DESCRIPTION OF SELF ACCEPTANCE AND CONDITIONS FAVORABLE TO ACHIEVE IT ON MALE-TO-FEMALE TRANSSEXUAL
Risma Aryanti Pratiwi and Juliana Irmayanti Saragih Psychology Faculty in University of North Sumatera
ABSTRACT
This research uses qualitative approach with an intrinsic case study as the research method. Data were obtained by conducting in-depth interview to one male-to-female transsexual that lives in Medan. This study used self acceptance theory which proposed by Germer (2009) to describe the process how participant accepted herself. According to Germer (2009), there are five stages of self acceptance, the stages are : start with Aversion, then Curiosity, follow Tolerance, Allowing, and end up with Friendship. The result of the research showed that participant is able to accept herself, she passed all of the self acceptance stages that proposed by Germer (2009) with various response follow, neither pros nor cons response she got because of her transsexuality. She through the first stage by rejected herself where she felt very displeasing with her own penis , and she enter the second stage by trying to figure out about her gender identity without anyone help, at the third stage, she endured her gender discomfort by saving money so she’ll be able to undergo sex reassignment surgery, she enter the forth stage by learns to adapt on her new situation, the self acceptance process she’s been through over when she enter the last stage where she feel very grateful and see hidden value in her predicament. These process highly affected by acceptance and social support which given by her significant others, while these things make herself a better self-acceptant person.
BAB I PENDAHULUAN
A. Latar Belakang Masalah
“Born In The Wrong Body” merupakan suatu tema yang diangkat menjadi
suatu tajuk permasalahan yang dibahas dalam acara talk show yang dipandu oleh
Oprah Winfrey pada tanggal 28 September 2007. Dalam acara tersebut hadir 3 orang narasumber yang termasuk dalam kelompok orang-orang jenis ketiga, yaitu orang-orang yang jenis kelaminnya tidak teridentifikasi sebagai wanita maupun
pria, yang selanjutnya akan disebut sebagai transeksual dalam tulisan ini.

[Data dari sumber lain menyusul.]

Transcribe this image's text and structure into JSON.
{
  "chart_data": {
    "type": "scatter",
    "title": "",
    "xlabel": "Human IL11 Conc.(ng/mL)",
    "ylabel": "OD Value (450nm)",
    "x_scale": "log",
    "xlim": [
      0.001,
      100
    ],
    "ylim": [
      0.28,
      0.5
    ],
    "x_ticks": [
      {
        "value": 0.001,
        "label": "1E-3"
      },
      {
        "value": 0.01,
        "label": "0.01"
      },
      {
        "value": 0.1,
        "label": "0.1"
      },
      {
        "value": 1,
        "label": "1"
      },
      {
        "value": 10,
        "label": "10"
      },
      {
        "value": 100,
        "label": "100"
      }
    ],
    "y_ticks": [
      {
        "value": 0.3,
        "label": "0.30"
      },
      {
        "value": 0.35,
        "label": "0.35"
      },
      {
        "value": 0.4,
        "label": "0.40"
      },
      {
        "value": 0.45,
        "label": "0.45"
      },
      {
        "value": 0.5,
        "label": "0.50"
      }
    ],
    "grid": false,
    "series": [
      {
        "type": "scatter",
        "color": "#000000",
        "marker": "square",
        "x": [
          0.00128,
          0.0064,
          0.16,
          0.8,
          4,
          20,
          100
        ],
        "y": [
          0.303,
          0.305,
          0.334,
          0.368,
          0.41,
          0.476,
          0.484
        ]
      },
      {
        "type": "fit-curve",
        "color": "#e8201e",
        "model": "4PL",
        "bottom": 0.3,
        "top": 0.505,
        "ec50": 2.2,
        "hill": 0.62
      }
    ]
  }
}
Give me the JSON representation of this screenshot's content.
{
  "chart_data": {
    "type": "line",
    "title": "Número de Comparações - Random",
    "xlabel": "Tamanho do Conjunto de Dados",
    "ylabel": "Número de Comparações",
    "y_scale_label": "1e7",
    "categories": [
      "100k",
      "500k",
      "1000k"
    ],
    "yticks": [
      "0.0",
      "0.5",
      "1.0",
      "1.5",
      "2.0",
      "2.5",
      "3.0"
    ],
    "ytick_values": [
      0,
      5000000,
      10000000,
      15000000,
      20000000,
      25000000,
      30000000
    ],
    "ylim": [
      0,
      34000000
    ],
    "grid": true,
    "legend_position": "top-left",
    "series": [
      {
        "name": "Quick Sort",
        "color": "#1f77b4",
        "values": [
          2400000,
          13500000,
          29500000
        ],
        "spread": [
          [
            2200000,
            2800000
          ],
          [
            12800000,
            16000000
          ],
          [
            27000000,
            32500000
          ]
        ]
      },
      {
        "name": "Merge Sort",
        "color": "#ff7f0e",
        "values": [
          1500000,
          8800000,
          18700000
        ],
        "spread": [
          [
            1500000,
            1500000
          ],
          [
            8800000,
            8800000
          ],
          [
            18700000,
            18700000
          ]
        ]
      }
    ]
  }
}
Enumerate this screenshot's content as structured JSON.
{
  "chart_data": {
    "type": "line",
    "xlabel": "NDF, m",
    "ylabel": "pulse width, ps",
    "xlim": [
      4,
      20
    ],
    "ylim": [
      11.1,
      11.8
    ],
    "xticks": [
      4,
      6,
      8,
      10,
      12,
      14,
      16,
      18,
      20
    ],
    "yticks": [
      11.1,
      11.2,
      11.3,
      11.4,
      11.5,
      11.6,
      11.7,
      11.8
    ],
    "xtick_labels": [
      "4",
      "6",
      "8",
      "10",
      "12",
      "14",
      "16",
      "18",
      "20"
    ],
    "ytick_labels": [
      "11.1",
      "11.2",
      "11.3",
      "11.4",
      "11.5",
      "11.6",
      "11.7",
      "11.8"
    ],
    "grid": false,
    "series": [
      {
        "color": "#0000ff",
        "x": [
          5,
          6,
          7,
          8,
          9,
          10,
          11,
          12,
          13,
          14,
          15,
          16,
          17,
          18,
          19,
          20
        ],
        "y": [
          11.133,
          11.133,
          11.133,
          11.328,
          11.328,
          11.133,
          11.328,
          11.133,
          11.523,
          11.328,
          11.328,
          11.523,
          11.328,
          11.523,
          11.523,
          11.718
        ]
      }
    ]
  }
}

Diantaranya adalah Angelika, seorang gadis berusia 21 tahun yang telah
menjalani kehidupan 15 tahun pertamanya sebagai anak lelaki. Ia mulai merasakan konflik mengenai identitasnya saat ia masih berusia 3 tahun. Saat anak lelaki lain seusianya mulai tertarik dengan kegiatan olahraga, ia lebih memilih
untuk bermain dengan boneka barbie. Saat ia memasuki masa remaja, ia mulai mengetahui mengenai homoseksual dan ia secara tidak sengaja mengira ia
merupakan salah satu dari mereka.
Hal yang sama juga dirasakan oleh gadis kecil yang berasal dari California bernama Julia. Sejak kecil ia lebih suka bermain mobil-mobilan dan memakai
pakaian anak lelaki. Semakin ia bertambah dewasa, ia menyadari ada sesuatu hal yang salah dari dalam dirinya. Selama 14 tahun, ia menjalani kehidupan menjadi
transgender dan ia kemudian memulai perjalanan untuk mengganti identitas
melalui beberapa perubahan fisik menjadi Jake.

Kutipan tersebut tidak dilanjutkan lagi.